En toute honnêteté, ma toute première impression a été la déconcertation. Je ne m'attendais pas à être plongé dans la France sylvestre et jurassienne de la fin du XIXème siècle. Je ne m'attendais pas à ce rythme très lent, à ces descriptions détaillées, à cet univers de la bourgeoisie campagnarde du Jura, qui n'est pas sans rappeler l'univers des soeurs Brontë. Pourtant, assez rapidement, je me suis laissé happer par cette histoire.

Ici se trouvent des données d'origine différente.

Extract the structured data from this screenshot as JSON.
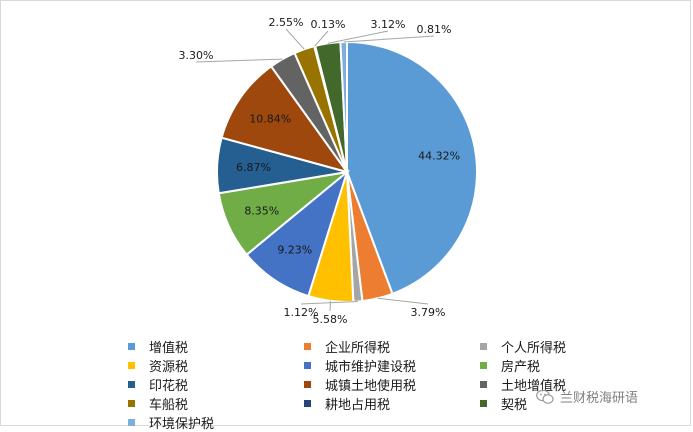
{
  "chart_data": {
    "type": "pie",
    "title": "",
    "legend_position": "bottom",
    "series": [
      {
        "name": "增值税",
        "value": 44.32,
        "label": "44.32%",
        "color": "#5b9bd5"
      },
      {
        "name": "企业所得税",
        "value": 3.79,
        "label": "3.79%",
        "color": "#ed7d31"
      },
      {
        "name": "个人所得税",
        "value": 1.12,
        "label": "1.12%",
        "color": "#a5a5a5"
      },
      {
        "name": "资源税",
        "value": 5.58,
        "label": "5.58%",
        "color": "#ffc000"
      },
      {
        "name": "城市维护建设税",
        "value": 9.23,
        "label": "9.23%",
        "color": "#4472c4"
      },
      {
        "name": "房产税",
        "value": 8.35,
        "label": "8.35%",
        "color": "#70ad47"
      },
      {
        "name": "印花税",
        "value": 6.87,
        "label": "6.87%",
        "color": "#255e91"
      },
      {
        "name": "城镇土地使用税",
        "value": 10.84,
        "label": "10.84%",
        "color": "#9e480e"
      },
      {
        "name": "土地增值税",
        "value": 3.3,
        "label": "3.30%",
        "color": "#636363"
      },
      {
        "name": "车船税",
        "value": 2.55,
        "label": "2.55%",
        "color": "#997300"
      },
      {
        "name": "耕地占用税",
        "value": 0.13,
        "label": "0.13%",
        "color": "#264478"
      },
      {
        "name": "契税",
        "value": 3.12,
        "label": "3.12%",
        "color": "#43682b"
      },
      {
        "name": "环境保护税",
        "value": 0.81,
        "label": "0.81%",
        "color": "#7cafdd"
      }
    ]
  },
  "watermark": {
    "text": "兰财税海研语",
    "icon": "wechat-icon"
  }
}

Ce livre est avant tout une plongée dans les silences: le silence d'avant les technologies, d'avant les avions et les automobiles, de la nature originelle où l'humain était plus près de l'animal que du robot toujours occupé; le silence de la pudeur où chaque phrase prononcée se paie d'un impact, porte une telle lourdeur, qu'il est vital de peser ses mots; le silence des livres lus et relus avec une attention toujours renouvelée, le silence si dense qu'il est possible de reconnaître quelqu'un au bruit de ses pas sur le sol; le silence des voix basses et des chuchotements. Un silence qui donne la part du lion à la communication non-verbale, où chaque mouvement du visage ou du corps est un cri, où les poings remplacent la langue. Cécile Coulon sculpte les silences, dispose les soupirs et les pauses sur sa portée, sans parcimonie aucune, tempo larghissimo et...
Temps long. Celui des trajets effectués à cheval, des tâches effectuées à main d'homme au prix de la sueur, de la blessure, de l'abrutissement, quand les richesses dormaient encore dans le sol, quand une photographie était un événement en soi. Le temps meublé par les habitudes et la routine, où chaque grain de sable était source d'inquiétude ou de fête. Le temps des galops des chevaux, de la pluie et de la boue, de l'imagination sur fond de pénombre et d'immobilité. Le temps où la pratique d'un instrument par les femmes était considéré comme un divertissement pour les hommes des classes bourgeoises. Un temps où au fond tout était méditation et Dieu à portée de main. Le temps où le passé simple était parlé. Le temps des fantômes qui côtoient le vif.
Silence et temps long sont les deux ingrédients de ce livre, propices au secret qui tiendra le lecteur en haleine jusqu'à la coda, au terme d'un accelerando à deux voix.